Two things (and a bit more) to explain here for the record. And as 
agreed off-line I need to add some more code comments for this are in 
the next respin.

First the saving of "vruntime - min_runtime" when entity exits the 
run-queue.

That is a core CFS concept AFAIU which enables the relative position of 
the entity to be restored once it re-enters the rq.

It only applies on the scenario when the picked entity was not the head 
of the queue, due the actual head being not runnable due a dependency.

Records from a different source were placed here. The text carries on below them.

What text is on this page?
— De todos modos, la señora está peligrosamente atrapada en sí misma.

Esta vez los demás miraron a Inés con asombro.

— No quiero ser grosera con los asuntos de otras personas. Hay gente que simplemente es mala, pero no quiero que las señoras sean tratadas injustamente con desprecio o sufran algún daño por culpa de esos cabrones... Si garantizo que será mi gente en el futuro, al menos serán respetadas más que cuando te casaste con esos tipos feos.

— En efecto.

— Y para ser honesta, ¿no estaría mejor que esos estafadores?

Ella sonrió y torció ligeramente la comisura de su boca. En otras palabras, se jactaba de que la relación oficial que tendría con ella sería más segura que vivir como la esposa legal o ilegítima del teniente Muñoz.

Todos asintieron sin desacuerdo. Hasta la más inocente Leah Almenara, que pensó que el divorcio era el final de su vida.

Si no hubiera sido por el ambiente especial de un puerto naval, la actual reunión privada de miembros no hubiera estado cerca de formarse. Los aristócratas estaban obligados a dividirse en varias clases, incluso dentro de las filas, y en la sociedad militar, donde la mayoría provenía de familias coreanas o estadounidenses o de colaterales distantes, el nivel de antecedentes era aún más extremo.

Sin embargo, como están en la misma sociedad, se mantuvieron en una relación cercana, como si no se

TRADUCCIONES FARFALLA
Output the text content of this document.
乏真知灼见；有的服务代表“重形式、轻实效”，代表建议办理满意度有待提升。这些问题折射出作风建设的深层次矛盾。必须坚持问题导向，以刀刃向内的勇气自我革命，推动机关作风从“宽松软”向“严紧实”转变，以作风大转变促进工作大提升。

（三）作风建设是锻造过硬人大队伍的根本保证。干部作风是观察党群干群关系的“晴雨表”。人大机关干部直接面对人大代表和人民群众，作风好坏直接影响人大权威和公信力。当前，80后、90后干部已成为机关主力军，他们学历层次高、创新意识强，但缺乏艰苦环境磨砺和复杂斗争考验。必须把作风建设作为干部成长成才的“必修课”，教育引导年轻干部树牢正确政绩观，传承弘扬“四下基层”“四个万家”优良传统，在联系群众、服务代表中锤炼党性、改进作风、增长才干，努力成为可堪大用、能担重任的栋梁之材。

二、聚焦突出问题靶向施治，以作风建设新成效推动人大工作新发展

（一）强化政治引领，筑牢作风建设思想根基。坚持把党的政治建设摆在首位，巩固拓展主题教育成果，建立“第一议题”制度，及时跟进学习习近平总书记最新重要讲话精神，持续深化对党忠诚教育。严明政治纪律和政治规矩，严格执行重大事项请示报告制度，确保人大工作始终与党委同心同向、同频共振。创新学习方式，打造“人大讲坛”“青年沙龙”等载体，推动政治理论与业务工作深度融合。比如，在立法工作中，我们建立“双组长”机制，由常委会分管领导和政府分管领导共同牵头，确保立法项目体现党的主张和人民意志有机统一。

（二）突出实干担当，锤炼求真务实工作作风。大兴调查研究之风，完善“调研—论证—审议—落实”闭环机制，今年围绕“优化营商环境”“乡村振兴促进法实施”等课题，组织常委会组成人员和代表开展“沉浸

If the picked entity then leaves the queue and re-joins, this relative 
vruntime is used to put it back where it was relative to the unready 
entity (which may have became ready by now and so it needs to be picked 
next and not overtaken so easily.)

It has to be the relative vruntime that is preserved, ie. entity which 
re-enters cannot simply keep its previous vruntime, since by then that 
could lag significantly behind the vruntime of other active entities, 
which in turn would mean the re-joining entity could be head of the 
queue for a long time.

Second part is the special case from the quoted patch and that only 
applies to entities which are re-joining the queue after having been 
picked from the head _and_ there is another entity in the rq.

By the nature of the CFS algorithm the re-joining entity continues with 
the vruntime assigned from the current rq min_vruntime. Which puts two 
entities with the same vruntime at the head of the queue and the actual 
picking order influenced by the submit order (FIFO) and rbtree sort 
order (did not check). But in any case it is not desirable for all the 
description of GPU scheduling weaknesses from the commit text (this patch).

For this special case there are three sub-paths:

  1. Re-joining entity is higher scheduling prio -> we pull its vruntime 
a tiny bit ahead of the min_vruntime so it runs first.

  2. Lower re-joining prio -> the opposite of the above - we explicitly 
prevent it overtaking the higher priority head.

  3. Equal prio -> apply some randomness as to which one runs first.

Idea being avoidance of any "latching" of the execution order based on 
submission patterns. Which kind of applies a little bit of 
round/random-robin for this very specific case of equal priority entity 
re-joining at the top of the queue.

Regards,

Tvrtko